Facade of a tabac, or tobacconist's store, in the 4th arrondissement of Paris, France.

France has almost 23,000 licensed tabacs — tobacco shops that occupy the corners of many urban streets. A CNCT study found that tobacconists enjoy a level of popular support comparable to that of public health agencies. “They use their popularity to sway decision-makers, especially parliamentarians,” Eschenbrenner explained. “That’s why enforcing a widespread ban is so difficult.”

CNN approached a dozen tobacconists in Paris seeking their view on the new law, but none wanted to speak.

Still, change may be on the horizon. “In 2007, when France enforced a ban on smoking inside restaurants, bars and nightclubs, there was a lot of push-back,” Eschenbrenner recalled. “But over time, people got used to it and accepted it.
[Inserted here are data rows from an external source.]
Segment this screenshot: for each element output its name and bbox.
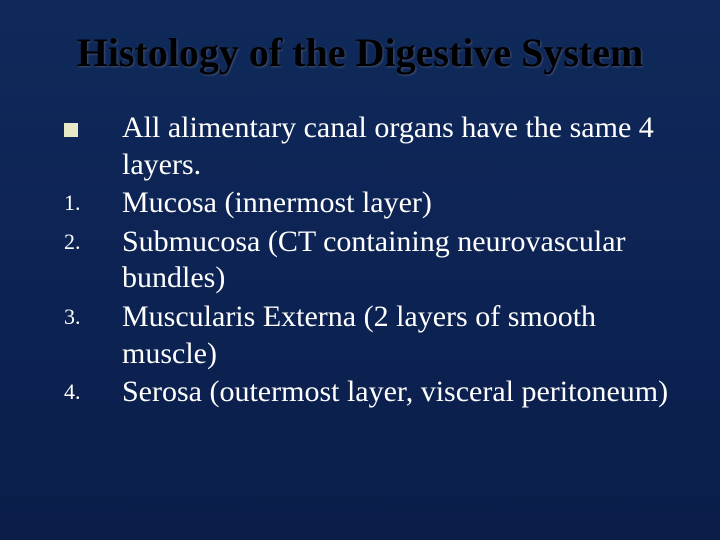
list-item: 3. Muscularis Externa (2 layers of smoot… [62, 299, 680, 372]
list-item: All alimentary canal organs have the sam… [62, 110, 680, 183]
slide-content: All alimentary canal organs have the sam… [40, 110, 680, 411]
slide: Histology of the Digestive System All al… [0, 0, 720, 540]
list-item: 2. Submucosa (CT containing neurovascula… [62, 224, 680, 297]
list-item-text: Serosa (outermost layer, visceral perito… [122, 374, 680, 411]
bullet-marker: 2. [62, 224, 122, 260]
list-item: 4. Serosa (outermost layer, visceral per… [62, 374, 680, 411]
bullet-marker [62, 110, 122, 137]
square-bullet-icon [64, 123, 78, 137]
bullet-marker: 1. [62, 185, 122, 221]
bullet-marker: 4. [62, 374, 122, 410]
list-item-text: Muscularis Externa (2 layers of smooth m… [122, 299, 680, 372]
list-item-text: Submucosa (CT containing neurovascular b… [122, 224, 680, 297]
list-item: 1. Mucosa (innermost layer) [62, 185, 680, 222]
number-bullet: 4. [64, 374, 81, 410]
number-bullet: 1. [64, 185, 81, 221]
slide-title: Histology of the Digestive System [40, 30, 680, 76]
list-item-text: All alimentary canal organs have the sam… [122, 110, 680, 183]
number-bullet: 3. [64, 299, 81, 335]
number-bullet: 2. [64, 224, 81, 260]
bullet-marker: 3. [62, 299, 122, 335]
list-item-text: Mucosa (innermost layer) [122, 185, 680, 222]
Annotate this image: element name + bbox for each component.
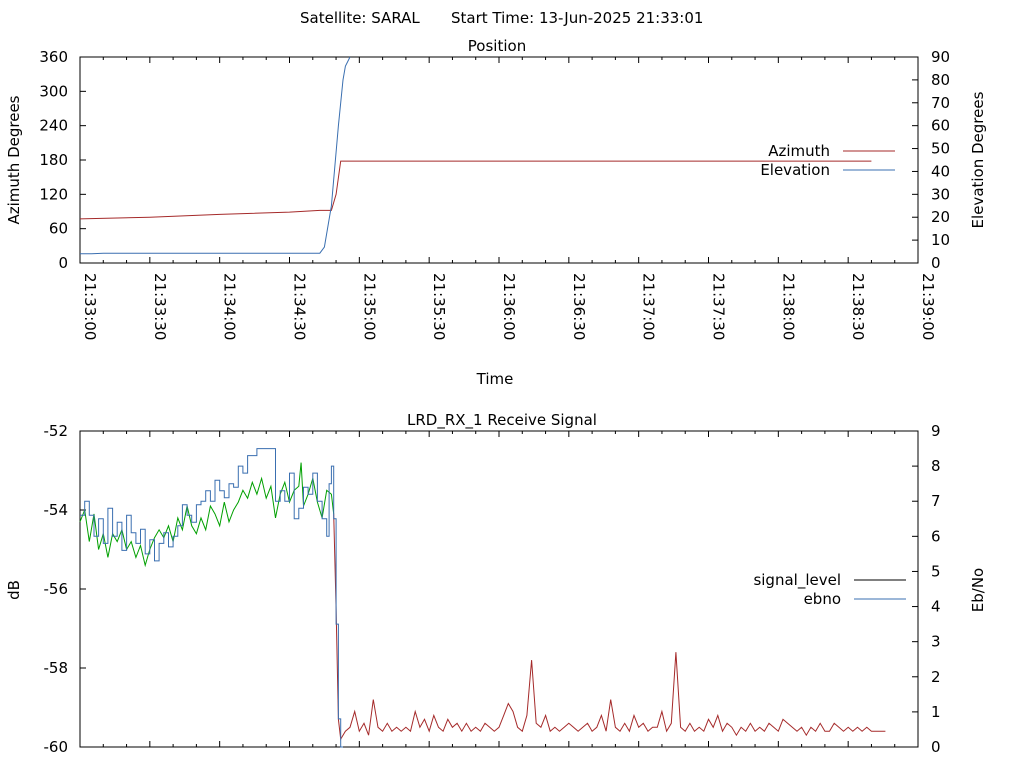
- azimuth-series-line: [79, 160, 872, 220]
- signal-chart: LRD_RX_1 Receive Signal -60-58-56-54-52 …: [5, 411, 987, 756]
- time-axis-tick-label: 21:34:30: [291, 273, 309, 340]
- time-axis-tick-label: 21:36:30: [570, 273, 588, 340]
- time-axis-tick-label: 21:33:30: [151, 273, 169, 340]
- ebno-axis-tick-label: 7: [931, 492, 941, 510]
- ebno-axis-tick-label: 1: [931, 703, 941, 721]
- signal-y-axis: -60 -58 -56 -54 -52: [44, 422, 86, 756]
- time-axis-tick-label: 21:34:00: [221, 273, 239, 340]
- elevation-axis-tick-label: 40: [931, 162, 950, 180]
- db-axis-tick-label: -54: [44, 501, 69, 519]
- time-axis-tick-label: 21:35:00: [360, 273, 378, 340]
- time-axis-tick-label: 21:35:30: [430, 273, 448, 340]
- satellite-label: Satellite: SARAL: [300, 9, 420, 27]
- start-time-label: Start Time: 13-Jun-2025 21:33:01: [451, 9, 703, 27]
- position-y2-axis: 0 10 20 30 40 50 60 70 80 90: [912, 48, 950, 272]
- elevation-axis-tick-label: 30: [931, 185, 950, 203]
- signal-y2-axis: 0 1 2 3 4 5 6 7 8 9: [912, 422, 941, 756]
- position-y-axis-label: Azimuth Degrees: [5, 95, 23, 224]
- db-axis-tick-label: -52: [44, 422, 69, 440]
- time-axis-tick-label: 21:39:00: [919, 273, 937, 340]
- azimuth-axis-tick-label: 180: [39, 151, 68, 169]
- signal-level-series-segment: [79, 462, 335, 568]
- ebno-axis-tick-label: 2: [931, 668, 941, 686]
- signal-chart-title: LRD_RX_1 Receive Signal: [407, 411, 597, 430]
- ebno-axis-tick-label: 4: [931, 598, 941, 616]
- azimuth-axis-tick-label: 120: [39, 185, 68, 203]
- legend-ebno-label: ebno: [804, 590, 841, 608]
- elevation-axis-tick-label: 50: [931, 140, 950, 158]
- position-y-axis: 0 60 120 180 240 300 360: [39, 48, 86, 272]
- elevation-series-line: [80, 56, 351, 255]
- ebno-axis-tick-label: 0: [931, 738, 941, 756]
- db-axis-tick-label: -60: [44, 738, 69, 756]
- ebno-axis-tick-label: 9: [931, 422, 941, 440]
- db-axis-tick-label: -56: [44, 580, 69, 598]
- time-axis-tick-label: 21:38:30: [849, 273, 867, 340]
- elevation-axis-tick-label: 60: [931, 117, 950, 135]
- signal-level-series-segment: [333, 513, 886, 741]
- position-x-axis-label: Time: [476, 370, 514, 388]
- legend-elevation-label: Elevation: [760, 161, 830, 179]
- azimuth-axis-tick-label: 360: [39, 48, 68, 66]
- elevation-axis-tick-label: 10: [931, 231, 950, 249]
- signal-y2-axis-label: Eb/No: [969, 568, 987, 612]
- ebno-axis-tick-label: 6: [931, 527, 941, 545]
- signal-x-axis: [79, 431, 919, 747]
- azimuth-axis-tick-label: 0: [58, 254, 68, 272]
- signal-series-group: [79, 448, 886, 748]
- ebno-axis-tick-label: 8: [931, 457, 941, 475]
- db-axis-tick-label: -58: [44, 659, 69, 677]
- position-legend: Azimuth Elevation: [760, 142, 895, 179]
- ebno-axis-tick-label: 5: [931, 562, 941, 580]
- azimuth-axis-tick-label: 240: [39, 117, 68, 135]
- elevation-axis-tick-label: 70: [931, 94, 950, 112]
- time-axis-tick-label: 21:37:00: [640, 273, 658, 340]
- azimuth-axis-tick-label: 60: [49, 220, 68, 238]
- position-x-axis: 21:33:00 21:33:30 21:34:00 21:34:30 21:35:00…: [79, 57, 937, 340]
- elevation-axis-tick-label: 20: [931, 208, 950, 226]
- ebno-series-line: [80, 448, 343, 748]
- elevation-axis-tick-label: 90: [931, 48, 950, 66]
- ebno-axis-tick-label: 3: [931, 633, 941, 651]
- signal-legend: signal_level ebno: [753, 571, 906, 608]
- position-chart: Position 0 60 120 180 240 300 360 0 10 20 30 40 50 6…: [5, 37, 987, 388]
- time-axis-tick-label: 21:36:00: [500, 273, 518, 340]
- legend-signal-level-label: signal_level: [753, 571, 841, 590]
- signal-y-axis-label: dB: [5, 580, 23, 600]
- time-axis-tick-label: 21:33:00: [81, 273, 99, 340]
- signal-plot-frame: [79, 430, 919, 748]
- legend-azimuth-label: Azimuth: [768, 142, 830, 160]
- position-y2-axis-label: Elevation Degrees: [969, 91, 987, 228]
- azimuth-axis-tick-label: 300: [39, 82, 68, 100]
- time-axis-tick-label: 21:38:00: [779, 273, 797, 340]
- elevation-axis-tick-label: 0: [931, 254, 941, 272]
- elevation-axis-tick-label: 80: [931, 71, 950, 89]
- position-plot-frame: [79, 56, 919, 264]
- time-axis-tick-label: 21:37:30: [710, 273, 728, 340]
- position-series-group: [79, 56, 872, 255]
- position-chart-title: Position: [468, 37, 526, 55]
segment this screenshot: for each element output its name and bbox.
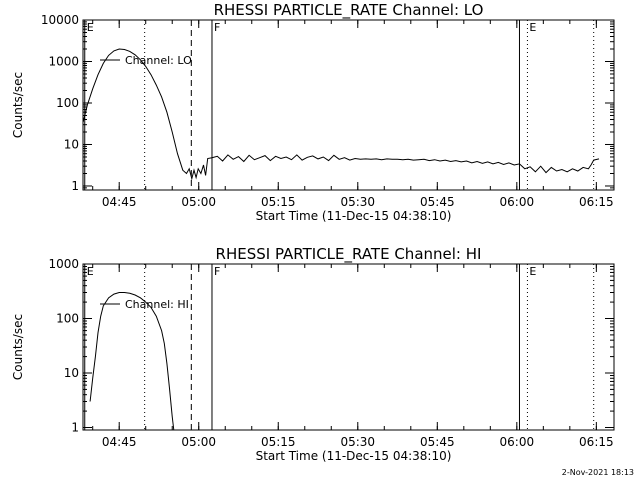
y-tick-label: 10 (64, 366, 79, 380)
x-tick-label: 05:15 (261, 435, 296, 449)
event-marker-label: F (214, 265, 220, 278)
x-axis-label: Start Time (11-Dec-15 04:38:10) (256, 209, 452, 223)
y-tick-label: 10 (64, 137, 79, 151)
x-tick-label: 05:45 (420, 195, 455, 209)
x-tick-label: 05:00 (181, 435, 216, 449)
y-tick-label: 1 (71, 179, 79, 193)
y-tick-label: 100 (56, 96, 79, 110)
series-line (89, 292, 175, 430)
x-tick-label: 06:15 (579, 195, 614, 209)
event-marker-label: E (87, 265, 94, 278)
x-tick-label: 05:30 (340, 195, 375, 209)
event-marker-label: F (214, 21, 220, 34)
chart-title: RHESSI PARTICLE_RATE Channel: HI (216, 245, 482, 264)
y-axis-label: Counts/sec (11, 72, 25, 138)
y-tick-label: 1000 (48, 257, 79, 271)
legend-label: Channel: LO (125, 54, 192, 67)
y-tick-label: 1 (71, 421, 79, 435)
series-line (83, 48, 600, 181)
y-tick-label: 10000 (41, 13, 79, 27)
x-tick-label: 05:00 (181, 195, 216, 209)
x-tick-label: 06:15 (579, 435, 614, 449)
y-axis-label: Counts/sec (11, 314, 25, 380)
x-tick-label: 05:15 (261, 195, 296, 209)
x-tick-label: 05:45 (420, 435, 455, 449)
panel-lo-channel: RHESSI PARTICLE_RATE Channel: LO 1 10 100 10… (11, 1, 615, 223)
y-tick-label: 1000 (48, 54, 79, 68)
panel-hi-channel: RHESSI PARTICLE_RATE Channel: HI 1 10 100 10… (11, 245, 615, 463)
x-tick-label: 06:00 (500, 195, 535, 209)
x-tick-label: 06:00 (500, 435, 535, 449)
event-marker-label: E (529, 265, 536, 278)
x-tick-label: 05:30 (340, 435, 375, 449)
event-marker-label: E (87, 21, 94, 34)
x-axis-label: Start Time (11-Dec-15 04:38:10) (256, 449, 452, 463)
event-marker-label: E (529, 21, 536, 34)
y-tick-label: 100 (56, 312, 79, 326)
chart-title: RHESSI PARTICLE_RATE Channel: LO (214, 1, 484, 20)
legend-label: Channel: HI (125, 298, 189, 311)
x-tick-label: 04:45 (102, 195, 137, 209)
footer-timestamp: 2-Nov-2021 18:13 (562, 468, 634, 477)
x-tick-label: 04:45 (102, 435, 137, 449)
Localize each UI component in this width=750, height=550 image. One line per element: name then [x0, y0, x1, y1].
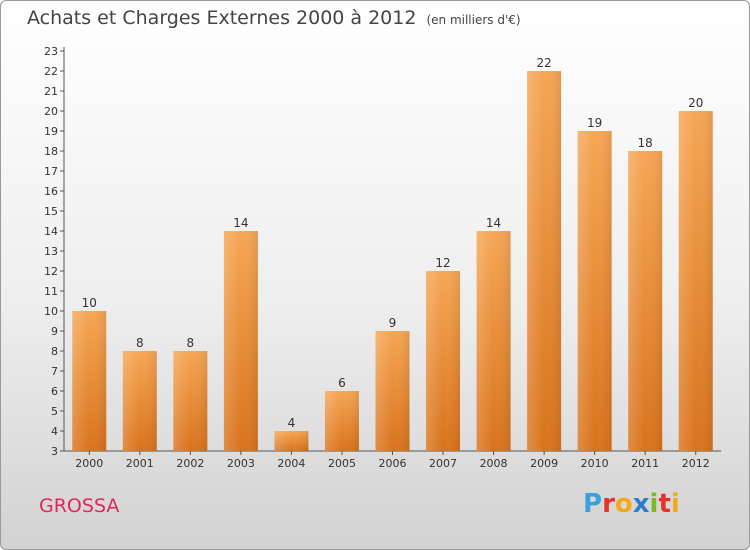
proxiti-logo: Proxiti [583, 489, 680, 519]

The same is likely to happen with these new regulations — and, hopefully, with a future ban on terrace smoking.”

As part of its strategy to reduce cancer rates, the European Commission aims to reduce tobacco use to less than 5% of the EU population by 2040. In the same vein, France’s government has indicated that the latest restrictions may be the first step in a wider crackdown on tobacco.

“Tobacco is poison,” said Vautrin. “It kills, it costs, it pollutes. I refuse to give up the fight. Every day without tobacco is a life gained. Our goal is clear: a tobacco-free generation — and we have the means to achieve it.”